In advanced mode, you can use a Vector Embedding transformation to generate vector embeddings for input text, capturing the semantic meaning of the text in a vector format.
Before using a Vector Embedding transformation, use a Chunking transformation to split the text into chunks and process it to make the data cleaner and semantically more consistent for vector embedding. Then, the Vector Embedding transformation can generate vector embeddings for each chunk of text using an embedding model like Word2Vec or BERT, or your own embedding model. For more information about the Chunking transformation, see Chunking transformation.

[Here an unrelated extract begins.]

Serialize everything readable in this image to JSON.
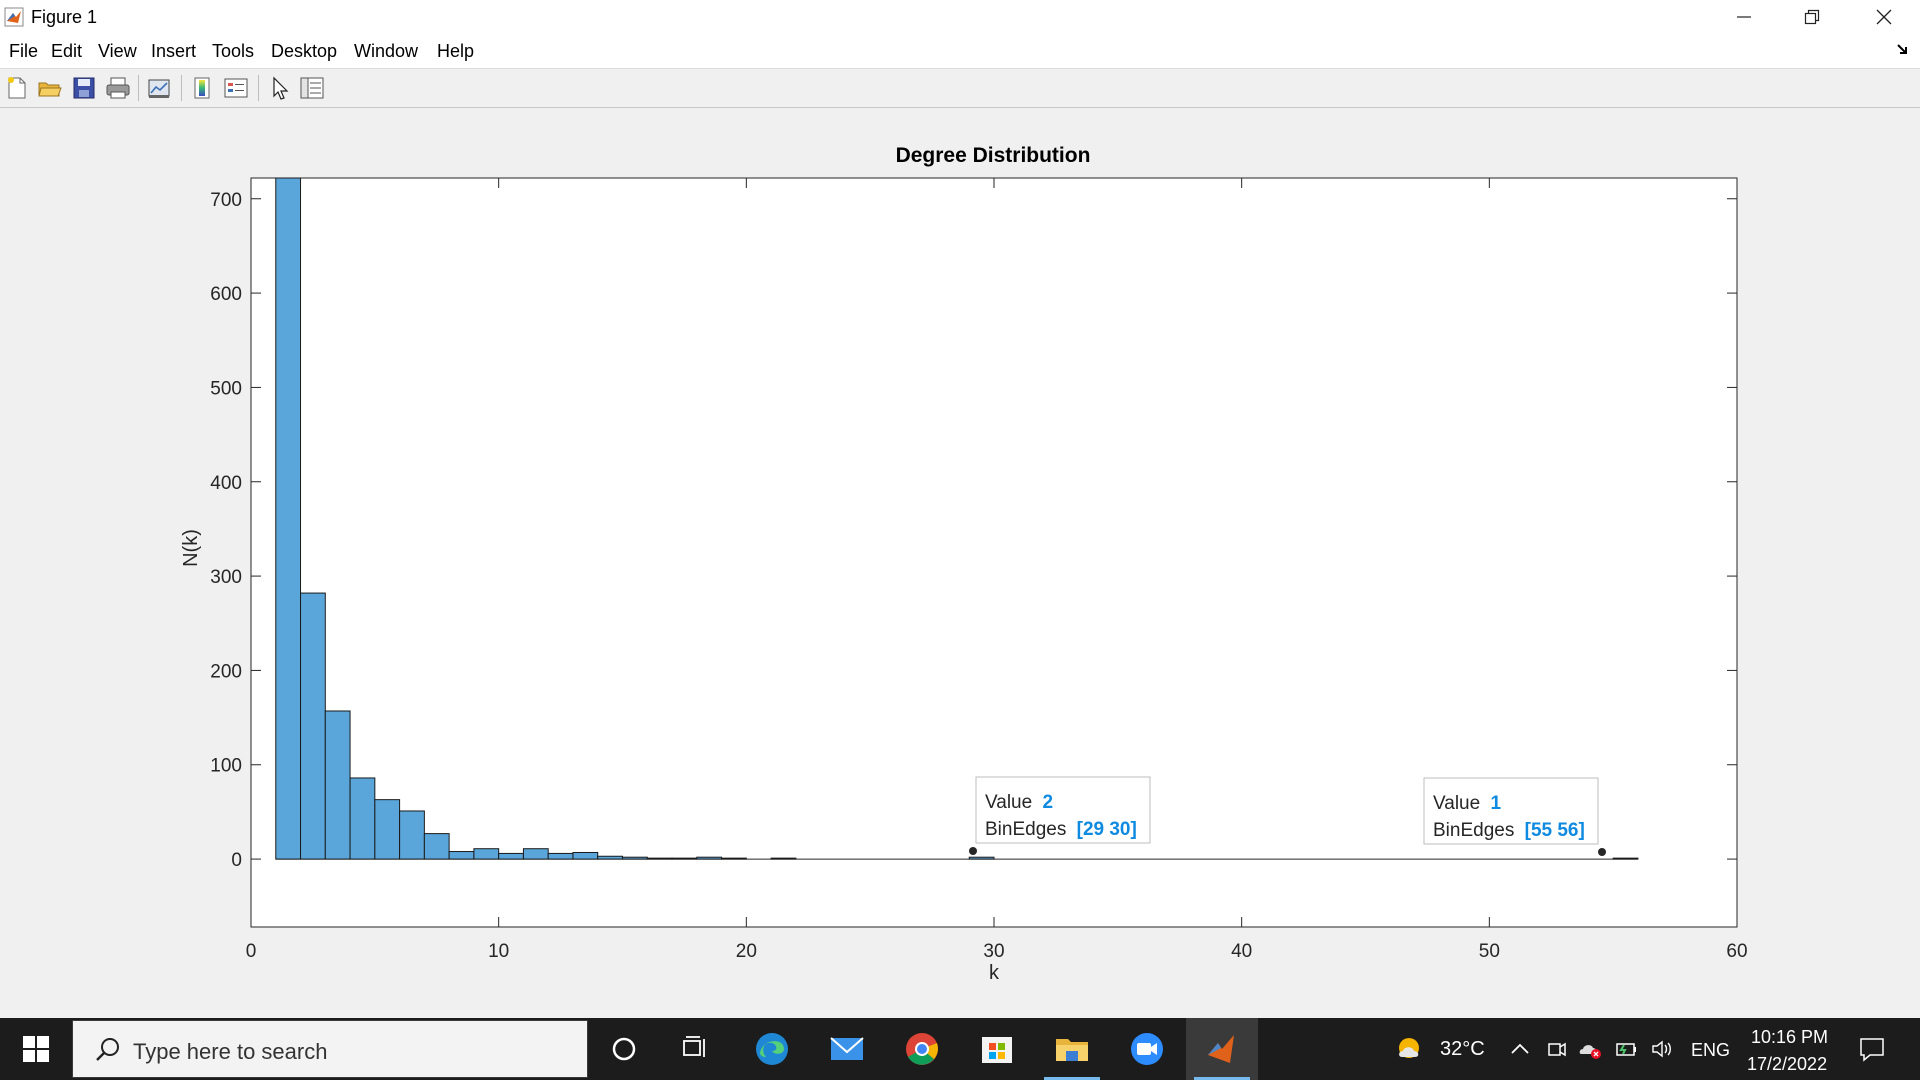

To create an identifer for each vector, you can use either the UUID_STRING function in an Expression transformation or a Sequence Generator transformation:
•If you use the UUID_STRING function in an Expression transformation, use the function without passing any arguments. The function returns a globally unique ID that can be stored in a string field with a precision of 100. For more information, see Function Reference.
•If you use a Sequence Generator transformation, create a shared sequence to use across all mappings that load data to the same index in the vector database.
A Target transformation can write the vectors to a vector database.
Note: The Vector Embedding transformation can't run in a serverless runtime environment on AWS, on an advanced cluster on Google Cloud, or on GPUs. If the transformation runs on a GPU-enabled cluster, GPUs are disabled and the transformation consumes CPUs.